Mając lat 18 napisał poema żartobliwe: Organy (wyd. 1781 r.) i wiele innych wierszy uszczypliwych: Portrety pięciu Elżbiet bezstronnym pędzlem odmalowane i w dzień ich imienin ofiarowane od przyjaznego osobom ich sługi, polityczno satyryczne: Katarynejda. Obraziwszy niemi osoby wysoko położone, musiał wyjeżdżać z kraju. Z pozostałych rękopisów ocalonych przypadkiem w Krakowie, bo miały iść na tytki do sklepów korzennych, pokazuje się że podróżował po Włoszech, a po téj podróży udał się do Ameryki, zwiedził Martynikę, przypominając sobie w dzienniku kochankę Julia; Hajtę, pisząc daléj dzieje swego serca; skoro stanął w Stanach Ziednoczonych zmienia ton swych pamiętników, budzi jego ciekawość społeczeństwo, historya, charaktery osób, tuż po stoczonych bojach o niepodległość północnéj Ameryki. Charakterystyczne znajdują się spostrzeżenia Węgierskiego w jego pamiętnikach o umysłowém zajęciu się Amerykanów: mówią tylko o religii i polityce, a czytają tylko biblię lub gazety. W d. 20 List. 1783 ukończył swą podróż w Filadelfii, zkąd popłynął do Anglii. W listach pisanych do Wasyngtona jenerala, z Rocky-hill Prince Town 18 Paźd. i do Dickinsona w Bostonie udaje pragnienie stania się ojczyźnie własnej użytecznym i wyznaje że od rozumu odchodzi, gdy pomyśli, jak z trzymilionową ludnością, bez grosza w skarbie, zrzucili Amerykanie jarzmo takiej potęgi jak angielska, a jak znowu Polska dała sobie porwać pięć milionów dusz i ogromny kawał ziemi. W Londynie atoli za powrotem do Europy, znów Węgierski w dawnej skórze, wilk wraca do lasu, żyje w przyjaźni z księciem Walii który zgranego wspiera, wygrywa sam w ciągu roku 5000 funt. szt., prowadzi życie rozpustne, pisze satyrę na księcia Walii po angielsku (po francuzku i angielsku wybornie umiał) i umyka na ląd stały. Zwiedza wody w Spa,

Akwizgranie, a nakoniec z Awinionu pisze: mój koniec zbliża się, czuję to; zdrowie coraz się pogarsza, muszę więc umie rać, a umierać z własnej winy, niebudząc w nikim łzy żalu, będąc zapomnianym od najbliższych znajomych, nieoddawszy najmniejszej usługi ojczyźnie, ludzkości, krewnym. 5 Stycznia 1787 roku stanął w Marsylii, i umarł tamże 11 Kwietnia 1787 r., gdzie w katedralnym kościele jest pochowany. Jan Sniadecki bawiąc w Londynie, miał w ręku 7 grubych tomów in 4to pism Węgierskiego, i jego testament, ale nic w nich polskiego nie znalazł. Przylgnął Węgierski do zagranicy, gdzie przebywał, a Polska uboga i upokorzona go już nie zajmowała. Pisma jego w wydaniu Mostowskiego bardzo obcięte.

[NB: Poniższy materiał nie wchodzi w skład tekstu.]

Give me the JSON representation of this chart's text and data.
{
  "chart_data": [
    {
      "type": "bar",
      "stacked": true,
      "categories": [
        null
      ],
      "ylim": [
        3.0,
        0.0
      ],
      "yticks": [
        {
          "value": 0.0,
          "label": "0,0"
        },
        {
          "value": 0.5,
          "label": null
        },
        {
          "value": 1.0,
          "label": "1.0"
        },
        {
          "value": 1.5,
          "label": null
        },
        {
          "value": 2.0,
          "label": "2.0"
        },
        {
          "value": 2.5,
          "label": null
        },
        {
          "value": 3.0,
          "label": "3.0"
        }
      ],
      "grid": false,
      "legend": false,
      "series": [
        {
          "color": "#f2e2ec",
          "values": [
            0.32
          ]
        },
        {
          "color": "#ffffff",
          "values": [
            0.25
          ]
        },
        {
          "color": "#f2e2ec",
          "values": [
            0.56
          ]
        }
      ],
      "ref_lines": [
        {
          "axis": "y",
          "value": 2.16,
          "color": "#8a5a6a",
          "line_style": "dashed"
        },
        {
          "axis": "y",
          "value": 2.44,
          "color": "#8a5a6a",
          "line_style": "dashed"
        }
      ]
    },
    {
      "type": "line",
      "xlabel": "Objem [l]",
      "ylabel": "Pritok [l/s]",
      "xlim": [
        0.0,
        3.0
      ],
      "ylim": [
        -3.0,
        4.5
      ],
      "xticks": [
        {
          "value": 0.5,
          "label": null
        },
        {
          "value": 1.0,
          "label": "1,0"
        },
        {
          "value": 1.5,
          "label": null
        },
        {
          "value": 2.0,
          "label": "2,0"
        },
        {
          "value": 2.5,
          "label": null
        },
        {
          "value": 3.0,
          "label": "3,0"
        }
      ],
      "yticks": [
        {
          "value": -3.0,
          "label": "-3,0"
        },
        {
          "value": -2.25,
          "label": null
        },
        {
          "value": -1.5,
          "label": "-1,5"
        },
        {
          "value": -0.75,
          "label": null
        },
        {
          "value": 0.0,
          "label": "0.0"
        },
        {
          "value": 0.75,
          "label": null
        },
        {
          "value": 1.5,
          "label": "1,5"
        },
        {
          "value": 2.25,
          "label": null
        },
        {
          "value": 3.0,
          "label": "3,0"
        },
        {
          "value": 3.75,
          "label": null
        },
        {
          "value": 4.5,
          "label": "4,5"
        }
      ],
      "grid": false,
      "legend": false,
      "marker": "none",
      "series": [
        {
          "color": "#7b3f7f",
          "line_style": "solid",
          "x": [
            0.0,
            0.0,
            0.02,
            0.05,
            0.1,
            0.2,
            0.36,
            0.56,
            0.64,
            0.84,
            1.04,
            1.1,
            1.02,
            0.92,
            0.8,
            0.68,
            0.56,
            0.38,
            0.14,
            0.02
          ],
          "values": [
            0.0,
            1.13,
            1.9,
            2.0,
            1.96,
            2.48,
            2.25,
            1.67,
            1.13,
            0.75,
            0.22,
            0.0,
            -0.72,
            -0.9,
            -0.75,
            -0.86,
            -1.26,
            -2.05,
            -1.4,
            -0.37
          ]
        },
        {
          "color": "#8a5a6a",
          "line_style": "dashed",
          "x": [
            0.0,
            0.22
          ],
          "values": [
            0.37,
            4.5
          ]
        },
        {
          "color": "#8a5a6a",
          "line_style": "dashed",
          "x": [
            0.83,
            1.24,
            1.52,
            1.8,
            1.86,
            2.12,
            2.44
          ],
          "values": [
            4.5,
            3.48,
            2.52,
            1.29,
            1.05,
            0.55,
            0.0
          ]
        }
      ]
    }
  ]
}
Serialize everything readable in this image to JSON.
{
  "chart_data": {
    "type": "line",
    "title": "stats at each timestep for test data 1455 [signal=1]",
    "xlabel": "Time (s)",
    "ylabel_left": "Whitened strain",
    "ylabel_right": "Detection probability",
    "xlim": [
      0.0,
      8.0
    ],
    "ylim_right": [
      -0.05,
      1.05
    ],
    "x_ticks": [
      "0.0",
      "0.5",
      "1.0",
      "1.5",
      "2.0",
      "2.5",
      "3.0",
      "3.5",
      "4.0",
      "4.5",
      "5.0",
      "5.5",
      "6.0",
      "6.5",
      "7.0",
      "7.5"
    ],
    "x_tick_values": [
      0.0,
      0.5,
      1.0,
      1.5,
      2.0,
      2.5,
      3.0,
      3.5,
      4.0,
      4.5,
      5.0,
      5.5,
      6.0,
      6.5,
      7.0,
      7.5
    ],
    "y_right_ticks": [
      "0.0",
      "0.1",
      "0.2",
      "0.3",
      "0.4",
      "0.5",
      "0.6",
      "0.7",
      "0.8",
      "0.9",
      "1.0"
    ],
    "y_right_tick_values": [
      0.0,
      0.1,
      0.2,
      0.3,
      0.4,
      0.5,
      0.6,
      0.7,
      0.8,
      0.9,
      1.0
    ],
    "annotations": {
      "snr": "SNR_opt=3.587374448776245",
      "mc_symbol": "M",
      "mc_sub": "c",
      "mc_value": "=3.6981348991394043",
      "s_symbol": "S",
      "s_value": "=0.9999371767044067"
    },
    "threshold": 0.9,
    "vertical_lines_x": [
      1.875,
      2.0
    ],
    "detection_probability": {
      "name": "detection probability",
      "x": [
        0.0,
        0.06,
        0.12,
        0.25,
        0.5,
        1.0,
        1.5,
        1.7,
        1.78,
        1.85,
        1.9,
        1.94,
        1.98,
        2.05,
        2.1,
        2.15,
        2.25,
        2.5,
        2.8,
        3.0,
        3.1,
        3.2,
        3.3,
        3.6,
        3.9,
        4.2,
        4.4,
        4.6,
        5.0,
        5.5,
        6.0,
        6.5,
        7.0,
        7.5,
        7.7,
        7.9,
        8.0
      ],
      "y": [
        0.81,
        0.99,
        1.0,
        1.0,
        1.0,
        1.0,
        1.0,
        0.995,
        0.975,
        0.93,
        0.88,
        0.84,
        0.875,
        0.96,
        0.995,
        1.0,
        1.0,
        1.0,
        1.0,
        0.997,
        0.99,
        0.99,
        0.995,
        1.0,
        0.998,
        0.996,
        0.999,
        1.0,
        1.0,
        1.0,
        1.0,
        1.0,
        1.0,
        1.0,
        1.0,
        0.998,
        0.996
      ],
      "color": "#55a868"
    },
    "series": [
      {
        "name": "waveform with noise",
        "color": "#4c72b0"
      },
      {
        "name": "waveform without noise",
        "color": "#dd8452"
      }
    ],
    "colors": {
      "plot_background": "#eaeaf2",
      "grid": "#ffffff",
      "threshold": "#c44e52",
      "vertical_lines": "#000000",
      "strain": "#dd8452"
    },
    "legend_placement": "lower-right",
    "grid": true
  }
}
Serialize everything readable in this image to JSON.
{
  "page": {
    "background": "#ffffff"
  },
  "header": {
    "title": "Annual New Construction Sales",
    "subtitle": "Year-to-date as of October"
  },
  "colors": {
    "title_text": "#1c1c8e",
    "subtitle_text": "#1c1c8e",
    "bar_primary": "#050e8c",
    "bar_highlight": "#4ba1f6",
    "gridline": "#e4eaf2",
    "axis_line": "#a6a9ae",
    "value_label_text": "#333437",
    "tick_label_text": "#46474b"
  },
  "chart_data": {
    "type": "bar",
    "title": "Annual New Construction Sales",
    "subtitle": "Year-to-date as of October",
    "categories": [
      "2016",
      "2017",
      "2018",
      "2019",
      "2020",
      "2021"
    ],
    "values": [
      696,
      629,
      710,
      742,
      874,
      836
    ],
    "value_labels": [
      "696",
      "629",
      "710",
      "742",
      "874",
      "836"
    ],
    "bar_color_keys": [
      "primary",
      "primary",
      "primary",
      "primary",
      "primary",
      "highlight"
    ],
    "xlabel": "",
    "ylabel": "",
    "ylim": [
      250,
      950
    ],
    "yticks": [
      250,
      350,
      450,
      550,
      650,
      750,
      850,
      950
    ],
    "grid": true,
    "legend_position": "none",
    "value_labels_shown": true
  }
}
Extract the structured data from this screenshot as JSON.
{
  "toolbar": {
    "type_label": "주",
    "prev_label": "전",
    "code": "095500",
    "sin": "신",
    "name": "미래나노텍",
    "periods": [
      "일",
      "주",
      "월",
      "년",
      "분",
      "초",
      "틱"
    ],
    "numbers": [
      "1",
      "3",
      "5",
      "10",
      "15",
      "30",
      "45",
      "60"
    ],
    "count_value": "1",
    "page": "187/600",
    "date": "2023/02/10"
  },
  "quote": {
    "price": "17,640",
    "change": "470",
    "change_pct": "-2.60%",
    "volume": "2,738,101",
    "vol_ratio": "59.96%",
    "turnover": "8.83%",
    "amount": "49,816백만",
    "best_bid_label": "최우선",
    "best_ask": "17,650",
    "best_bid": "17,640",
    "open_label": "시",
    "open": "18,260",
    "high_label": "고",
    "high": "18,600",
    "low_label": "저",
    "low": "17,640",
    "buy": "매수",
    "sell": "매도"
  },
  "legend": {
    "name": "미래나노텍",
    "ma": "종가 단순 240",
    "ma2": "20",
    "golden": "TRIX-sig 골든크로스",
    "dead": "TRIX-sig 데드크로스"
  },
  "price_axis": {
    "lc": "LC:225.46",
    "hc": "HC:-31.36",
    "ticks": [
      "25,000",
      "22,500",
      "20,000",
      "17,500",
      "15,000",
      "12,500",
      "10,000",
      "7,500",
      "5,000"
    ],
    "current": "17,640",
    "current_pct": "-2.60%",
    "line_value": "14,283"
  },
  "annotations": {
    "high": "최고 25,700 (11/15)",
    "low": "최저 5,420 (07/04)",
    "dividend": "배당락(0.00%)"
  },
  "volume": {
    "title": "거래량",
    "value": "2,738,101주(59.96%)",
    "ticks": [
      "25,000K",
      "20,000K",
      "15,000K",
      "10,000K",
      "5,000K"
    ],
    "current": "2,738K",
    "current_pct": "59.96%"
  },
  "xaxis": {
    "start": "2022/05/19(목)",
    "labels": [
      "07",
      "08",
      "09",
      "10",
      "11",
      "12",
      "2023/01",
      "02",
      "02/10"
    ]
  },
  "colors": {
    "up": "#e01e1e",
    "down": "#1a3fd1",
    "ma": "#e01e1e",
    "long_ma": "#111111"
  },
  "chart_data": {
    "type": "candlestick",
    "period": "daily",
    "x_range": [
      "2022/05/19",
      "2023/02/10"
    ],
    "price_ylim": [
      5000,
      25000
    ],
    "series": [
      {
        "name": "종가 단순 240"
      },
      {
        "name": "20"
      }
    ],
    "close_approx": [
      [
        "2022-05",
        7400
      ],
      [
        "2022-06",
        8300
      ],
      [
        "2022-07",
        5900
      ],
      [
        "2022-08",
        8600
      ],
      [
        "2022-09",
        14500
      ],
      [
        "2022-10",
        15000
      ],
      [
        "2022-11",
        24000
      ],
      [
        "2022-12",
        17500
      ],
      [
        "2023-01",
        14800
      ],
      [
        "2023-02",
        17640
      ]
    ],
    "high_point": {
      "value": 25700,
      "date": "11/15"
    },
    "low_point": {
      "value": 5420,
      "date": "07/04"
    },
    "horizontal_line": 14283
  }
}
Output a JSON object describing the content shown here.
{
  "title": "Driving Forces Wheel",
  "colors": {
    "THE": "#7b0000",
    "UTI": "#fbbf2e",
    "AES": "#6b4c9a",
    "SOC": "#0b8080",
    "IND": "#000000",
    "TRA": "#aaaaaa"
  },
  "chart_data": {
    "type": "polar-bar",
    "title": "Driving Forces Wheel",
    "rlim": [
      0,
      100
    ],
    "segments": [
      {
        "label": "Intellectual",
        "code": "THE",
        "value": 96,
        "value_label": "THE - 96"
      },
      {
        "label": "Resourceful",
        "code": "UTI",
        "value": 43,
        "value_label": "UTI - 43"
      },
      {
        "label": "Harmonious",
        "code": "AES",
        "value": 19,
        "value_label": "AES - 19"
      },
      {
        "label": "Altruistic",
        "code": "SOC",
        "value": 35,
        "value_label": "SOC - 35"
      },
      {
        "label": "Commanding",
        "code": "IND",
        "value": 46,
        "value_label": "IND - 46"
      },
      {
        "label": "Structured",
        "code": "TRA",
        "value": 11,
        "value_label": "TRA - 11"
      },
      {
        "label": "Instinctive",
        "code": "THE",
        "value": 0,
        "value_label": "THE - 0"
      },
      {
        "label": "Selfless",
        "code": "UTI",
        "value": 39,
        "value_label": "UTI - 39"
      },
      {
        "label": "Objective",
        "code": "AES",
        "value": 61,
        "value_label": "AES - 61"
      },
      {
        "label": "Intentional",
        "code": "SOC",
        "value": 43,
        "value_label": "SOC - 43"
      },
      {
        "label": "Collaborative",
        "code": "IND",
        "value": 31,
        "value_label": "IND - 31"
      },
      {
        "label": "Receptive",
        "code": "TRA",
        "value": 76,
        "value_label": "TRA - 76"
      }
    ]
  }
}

c) JÓZEF SZYMANOWSKI (ur. 1748. Uczył się w Warszawie u Pijarów pod Stan. Konarskim; wraz z Ad. Czartoryskim odbył podróż do Niemiec, Anglii, Francyi, Włoch i Moskwy. Zasiadał w komissyi skarbowéj; podczas czteroletniego sejmu deputatem do ulożenia praw cywilnych i karnych; 1794 oddany mu był wydział sprawiedliwości. Przez lat 20 dręczony chorobą, † 1801). Świątynia Wenery w Knidos. Warsz. 1777 i 1805, w Parmie 1804 (u. Bodoniego, staraniem J. Tarnowskiego), wierszem napisana podług prozy Monteskiego, była uważana za najwłaściwsze dzieło w języku polskim.

d) TYMON ZABOROWSKI (ur. 18 kwiet. 1799 w dziedzicznej wsi Liszkowcach w obwodzie czortkowskim w Galicyi. Uczył się w Krzemieńcu z Sienkiewiczami, Józefem Korzeniowskim, Odyńcem itd. Mieszkając w Warszawie przez dwa lata, należał do wydania z Franc. Skomorskim Ćwiczeń naukowych i Pamiętnika naukowego (1818 i 19); później przebywał w rodzicielskim domu, † 20 marca 1828 roku w miejscu urodzenia). Usiłował on wyśpiewywać (w 20 pies.) poemat bohatyrski: Bolesław Chrobry czyli zdobycie Kijowa (którego ulomki są odbite w Polihymnii, a jeden znaczny ustęp osobno wyszedł), lecz klasyczność stanęła téj silnéj piersi w drodze i zmarnial. Ostatnia to ofiara Horacego zasad. Dumy podolskie w czasie panowania Turków

na Podolu, wydane w Puławach 1830, nie jednemu podobały się.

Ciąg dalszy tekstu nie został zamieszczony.